Ces solutions chimiques ont souvent aggravé les défis environnementaux et de biodiversité, surtout dans la chaîne d’approvisionnement alimentaire. Toutefois, des évolutions innovantes en bioscience sont destinées à transformer ces industries tout en respectant l’environnement.   

Étant gérants de portefeuille dans le secteur de l’environnement, nos entretiens réguliers avec des dirigeants d’entreprises nous permettent de nous tenir au fait des dernières tendances, innovations et opportunités de croissance dans le domaine environnemental. Partager les réflexions qui ressortent de ces entretiens, telle est l’ambition de notre « Uncapped Impact Serties ».   

Dans ce dernier numéro, nous explorons le monde de la bioscience avec le Docteur Andrey Zarur, le CEO et co-fondateur de GreenLight Biosciences, pour mieux comprendre comment la biologie peut être mise à profit pour traiter certains des plus grands défis de l’humanité.

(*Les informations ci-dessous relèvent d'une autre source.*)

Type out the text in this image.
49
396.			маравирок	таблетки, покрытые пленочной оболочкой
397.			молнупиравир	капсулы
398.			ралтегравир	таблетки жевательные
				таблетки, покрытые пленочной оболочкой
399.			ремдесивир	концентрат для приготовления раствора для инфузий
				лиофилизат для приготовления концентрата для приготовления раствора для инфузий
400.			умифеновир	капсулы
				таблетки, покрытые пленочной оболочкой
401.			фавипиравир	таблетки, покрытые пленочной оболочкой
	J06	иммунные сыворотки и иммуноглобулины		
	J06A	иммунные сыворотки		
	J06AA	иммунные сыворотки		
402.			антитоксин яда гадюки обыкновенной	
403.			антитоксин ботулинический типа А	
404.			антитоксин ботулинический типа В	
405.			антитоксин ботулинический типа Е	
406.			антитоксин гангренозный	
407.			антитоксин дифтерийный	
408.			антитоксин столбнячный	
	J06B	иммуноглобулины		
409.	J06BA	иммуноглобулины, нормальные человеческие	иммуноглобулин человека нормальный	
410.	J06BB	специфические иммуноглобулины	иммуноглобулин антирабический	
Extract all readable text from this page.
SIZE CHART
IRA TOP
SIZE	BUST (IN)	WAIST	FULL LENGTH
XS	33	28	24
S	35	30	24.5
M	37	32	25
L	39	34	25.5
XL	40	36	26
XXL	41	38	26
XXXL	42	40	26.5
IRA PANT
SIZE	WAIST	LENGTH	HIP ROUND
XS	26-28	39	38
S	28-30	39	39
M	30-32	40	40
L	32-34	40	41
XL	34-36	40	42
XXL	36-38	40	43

Des solutions biologiques pour s’attaquer à des problèmes biologiques

Un point de départ crucial était de remettre en question le recours très fréquent aux produits pétrochimiques pour traiter des procédés biologiques. La dépendance à ces produits semble contre-intuitive lorsque la biologie peut offrir des solutions durables, propres et efficaces. Andrey explique : « Nous avons lancé GreenLight Biosciences pour créer une plateforme où nous pourrions concevoir des solutions biologiques pour traiter de nombreux problèmes biologiques que nous rencontrons en tant qu’espèce, dont par exemple la culture de nourriture, le combat contre les maladies, la préservation de l’environnement et la promotion de la biodiversité. »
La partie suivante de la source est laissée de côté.